Chicken – Asparagus – Mango – Salad with Curry Sauce

by Editorial Staff

Summary

Prep Time 35 mins
Total Time 35 mins
Course Salad
Cuisine European
Servings (Default: 4)

Ingredients

  • 500 g chicken breast fillet (s)
  • salt
  • pepper
  • 3 tablespoon olive oil
  • 800 g asparaus, white, peeled, blanched for 5 minutes
  • 1 mango (s), ripe, peeled, cut into sticks
  • 30 g almond (s) (flakes or splinters), dry-roasted
  • 2 tablespoon curry, mild
  • 100 ml vegetable stock
  • 2 tablespoon lemon juice
  • 1 teaspoon sugar
  • 150 g crème fraîche
  • 150 g yourt
  • some lettuce-leaves
  • some strawberries
Chicken – Asparagus – Mango – Salad with Curry Sauce
Chicken – Asparagus – Mango – Salad with Curry Sauce

Instructions

  1. Salt and pepper the chicken breast fillets and fry them brown in hot oil. Cover and cook for 6-8 minutes on each side over medium heat.
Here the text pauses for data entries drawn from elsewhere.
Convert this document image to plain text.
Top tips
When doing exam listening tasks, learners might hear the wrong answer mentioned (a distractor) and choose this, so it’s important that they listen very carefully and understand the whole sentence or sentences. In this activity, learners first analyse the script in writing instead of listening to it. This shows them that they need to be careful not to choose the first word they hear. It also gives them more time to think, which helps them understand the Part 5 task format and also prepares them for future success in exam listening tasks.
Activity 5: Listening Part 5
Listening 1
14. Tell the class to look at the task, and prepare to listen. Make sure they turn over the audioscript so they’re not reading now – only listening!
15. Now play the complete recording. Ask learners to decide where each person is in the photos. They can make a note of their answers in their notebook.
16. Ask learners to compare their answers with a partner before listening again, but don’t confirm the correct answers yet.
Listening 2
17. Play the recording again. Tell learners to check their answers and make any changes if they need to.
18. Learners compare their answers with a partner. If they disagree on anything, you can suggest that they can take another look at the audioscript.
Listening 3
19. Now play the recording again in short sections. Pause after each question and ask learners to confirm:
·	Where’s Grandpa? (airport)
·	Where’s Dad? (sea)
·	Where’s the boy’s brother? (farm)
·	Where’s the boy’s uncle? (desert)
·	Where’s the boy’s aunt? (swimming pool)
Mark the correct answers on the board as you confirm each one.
Take the fillet out of the pan, briefly sweat the curry in the fat and deglaze with the stock.
  2. Put the stock in a bowl and season with lemon juice, salt, pepper and sugar, then mix with the creme fraiche and yoghurt and season well.
  3. Cut the meat diagonally into strips, arrange on the plates with lettuce leaves, asparagus, mango and strawberries, pour the curry sauce over them and sprinkle with the roasted almonds.